In his 2013 obituary for Popular Science, Colin Lecher points out that other obituary-writers did not examine Thatcher’s scientific background. The topic was seldom explored during her lifetime. Thatcher, scientist, a 2010 paper by Jon Agar, published in Notes and Records of the Royal Society of London, is a notable exception.
Agar, professor of science and technology studies at University College London, points to a 1971 policy during her time as Education Secretary, when she controversially ruled that market forces should play a part in government funding of science. In Agar’s view, “it was precisely because Thatcher knew what scientific research was like that made her impervious to claims that science was a special case, with special features and incapable of being understood by outsiders, and therefore that science policy should be left in the hands of scientists.”
He adds: “Such a strategy of persuasion and protection might have considerable purchase on a science minister with no direct experience of the working life of a scientist, but not Thatcher.”
It is tempting to speculate how Thatcher might have related to German Chancellor Angela Merkel, who earned a doctorate for her thesis on quantum chemistry and who worked as a researcher before her political career took off.
And how might Thatcher and Trump have hit it off? Ronald Reagan, US President at the time of Thatcher’s premiership, enjoyed a warm relationship with her, and, like Trump, expressed apparent disdain for scientific evidence, particularly if you consider his silence on the AIDS epidemic.
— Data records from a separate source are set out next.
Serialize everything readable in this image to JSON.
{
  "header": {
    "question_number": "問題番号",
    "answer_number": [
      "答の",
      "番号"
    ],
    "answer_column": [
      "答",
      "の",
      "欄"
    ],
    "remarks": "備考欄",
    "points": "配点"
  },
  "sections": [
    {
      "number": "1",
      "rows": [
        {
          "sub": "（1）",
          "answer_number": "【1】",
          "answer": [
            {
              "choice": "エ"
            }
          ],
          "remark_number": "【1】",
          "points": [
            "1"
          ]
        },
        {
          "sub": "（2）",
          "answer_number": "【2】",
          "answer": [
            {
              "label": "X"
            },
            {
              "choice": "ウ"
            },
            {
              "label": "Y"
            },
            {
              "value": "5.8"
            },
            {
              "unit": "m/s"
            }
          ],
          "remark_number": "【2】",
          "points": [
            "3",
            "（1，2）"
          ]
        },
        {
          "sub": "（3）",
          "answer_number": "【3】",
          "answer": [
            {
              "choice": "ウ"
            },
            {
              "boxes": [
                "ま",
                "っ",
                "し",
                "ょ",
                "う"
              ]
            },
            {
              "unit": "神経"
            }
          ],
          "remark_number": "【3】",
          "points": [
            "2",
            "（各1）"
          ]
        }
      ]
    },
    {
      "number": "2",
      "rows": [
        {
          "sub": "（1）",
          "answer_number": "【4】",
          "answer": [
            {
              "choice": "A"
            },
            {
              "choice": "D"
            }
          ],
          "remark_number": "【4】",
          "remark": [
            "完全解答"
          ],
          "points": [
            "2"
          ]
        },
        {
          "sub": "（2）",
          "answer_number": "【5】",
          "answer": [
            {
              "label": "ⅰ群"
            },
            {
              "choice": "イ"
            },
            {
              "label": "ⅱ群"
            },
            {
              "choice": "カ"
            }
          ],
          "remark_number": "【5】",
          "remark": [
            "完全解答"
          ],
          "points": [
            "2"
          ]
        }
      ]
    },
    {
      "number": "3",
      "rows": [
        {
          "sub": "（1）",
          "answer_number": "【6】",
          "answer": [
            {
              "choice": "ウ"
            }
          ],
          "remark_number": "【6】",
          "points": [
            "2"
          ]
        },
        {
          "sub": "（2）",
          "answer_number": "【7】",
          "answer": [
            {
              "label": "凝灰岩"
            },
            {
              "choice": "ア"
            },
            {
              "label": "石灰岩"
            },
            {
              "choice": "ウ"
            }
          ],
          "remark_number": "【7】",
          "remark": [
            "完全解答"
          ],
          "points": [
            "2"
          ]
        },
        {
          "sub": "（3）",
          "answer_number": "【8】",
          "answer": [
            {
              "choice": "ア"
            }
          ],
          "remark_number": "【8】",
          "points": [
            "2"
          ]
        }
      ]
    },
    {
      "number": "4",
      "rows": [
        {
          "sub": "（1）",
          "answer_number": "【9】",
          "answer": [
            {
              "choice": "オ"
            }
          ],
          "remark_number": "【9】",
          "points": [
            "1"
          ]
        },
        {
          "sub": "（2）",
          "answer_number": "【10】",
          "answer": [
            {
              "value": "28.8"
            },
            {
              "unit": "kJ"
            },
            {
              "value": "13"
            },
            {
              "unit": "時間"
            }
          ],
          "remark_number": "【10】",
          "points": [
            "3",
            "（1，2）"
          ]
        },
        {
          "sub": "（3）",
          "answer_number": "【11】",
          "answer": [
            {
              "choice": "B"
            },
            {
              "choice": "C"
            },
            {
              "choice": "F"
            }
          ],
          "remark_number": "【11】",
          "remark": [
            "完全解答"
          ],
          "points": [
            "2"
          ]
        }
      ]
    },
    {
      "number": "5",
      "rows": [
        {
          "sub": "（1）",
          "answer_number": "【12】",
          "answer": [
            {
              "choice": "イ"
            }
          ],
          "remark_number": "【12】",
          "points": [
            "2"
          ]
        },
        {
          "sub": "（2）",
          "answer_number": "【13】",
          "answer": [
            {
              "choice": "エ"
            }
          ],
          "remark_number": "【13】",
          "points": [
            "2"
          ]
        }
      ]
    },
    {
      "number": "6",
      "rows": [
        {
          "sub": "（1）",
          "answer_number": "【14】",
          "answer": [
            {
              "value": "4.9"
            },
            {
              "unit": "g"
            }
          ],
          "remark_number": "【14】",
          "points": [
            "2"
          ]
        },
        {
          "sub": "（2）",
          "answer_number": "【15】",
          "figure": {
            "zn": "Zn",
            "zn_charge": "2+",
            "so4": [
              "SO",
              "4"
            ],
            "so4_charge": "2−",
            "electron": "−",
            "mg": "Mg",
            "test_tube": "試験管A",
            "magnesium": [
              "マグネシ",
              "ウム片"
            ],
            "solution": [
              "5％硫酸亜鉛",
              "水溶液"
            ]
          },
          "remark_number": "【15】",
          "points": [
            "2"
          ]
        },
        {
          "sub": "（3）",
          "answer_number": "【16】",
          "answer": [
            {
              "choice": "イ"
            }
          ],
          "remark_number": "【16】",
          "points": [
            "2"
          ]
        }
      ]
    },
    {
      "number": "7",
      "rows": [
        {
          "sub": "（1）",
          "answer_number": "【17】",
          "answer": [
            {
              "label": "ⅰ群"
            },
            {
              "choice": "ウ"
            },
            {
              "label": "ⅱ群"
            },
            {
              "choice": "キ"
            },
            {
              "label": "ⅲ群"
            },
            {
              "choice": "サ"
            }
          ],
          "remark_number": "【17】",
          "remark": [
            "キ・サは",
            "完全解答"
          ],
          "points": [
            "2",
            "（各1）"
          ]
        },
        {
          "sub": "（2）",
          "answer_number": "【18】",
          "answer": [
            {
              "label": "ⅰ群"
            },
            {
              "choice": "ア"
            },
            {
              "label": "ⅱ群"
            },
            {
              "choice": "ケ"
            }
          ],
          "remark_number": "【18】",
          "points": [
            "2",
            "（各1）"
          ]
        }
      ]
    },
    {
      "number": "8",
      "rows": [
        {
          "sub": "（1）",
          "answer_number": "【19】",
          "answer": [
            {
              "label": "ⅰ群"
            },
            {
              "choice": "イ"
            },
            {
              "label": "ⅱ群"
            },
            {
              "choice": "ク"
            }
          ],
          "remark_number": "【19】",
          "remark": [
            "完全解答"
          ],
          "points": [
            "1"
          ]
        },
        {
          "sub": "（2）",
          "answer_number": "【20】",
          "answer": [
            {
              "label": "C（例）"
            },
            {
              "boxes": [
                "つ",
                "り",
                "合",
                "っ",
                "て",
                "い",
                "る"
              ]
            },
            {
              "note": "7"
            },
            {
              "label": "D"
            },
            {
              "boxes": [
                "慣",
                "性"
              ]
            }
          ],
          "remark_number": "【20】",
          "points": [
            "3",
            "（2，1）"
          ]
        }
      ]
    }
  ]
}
But it is hard to imagine Thatcher questioning vaccine safety, as Trump reportedly now is. The incoming US President’s planned commission on vaccine safety and scientific integrity has set scientific alarm bells ringing. An editorial in Nature warns: “There is no need to wait for this commission to be announced officially… Scientists should get their retaliation in first. Live are at stake.”
It urges scientists to return to the fray. Some are already there. Last week in Nature Careers we examined “post truth” and how scientists should negotiate a new world order where objective facts and evidence can be lost in the noise generated by direct appeals to emotion, sentiment and deeply held personal beliefs. We interviewed three experts who advocate for science in their local communities. There is also a profile of stem cell researcher Karen Ring, who started the @SciParty group to discuss how scientists can do public outreach better.
Some scientists follow Thatcher by taking a more direct route into frontline local or national politics. In November 2016 we interviewed nanophysicist Michael Stopa, who served as a delegate for Trump at the 2016 Republican National Convention, and other scientists.
But they are few and far between. As Waldegrave notes in his book review: “There are still few proper scientists than there are women in the House of Commons and many more PPE graduates than either.”
David Payne is chief careers editor, Nature.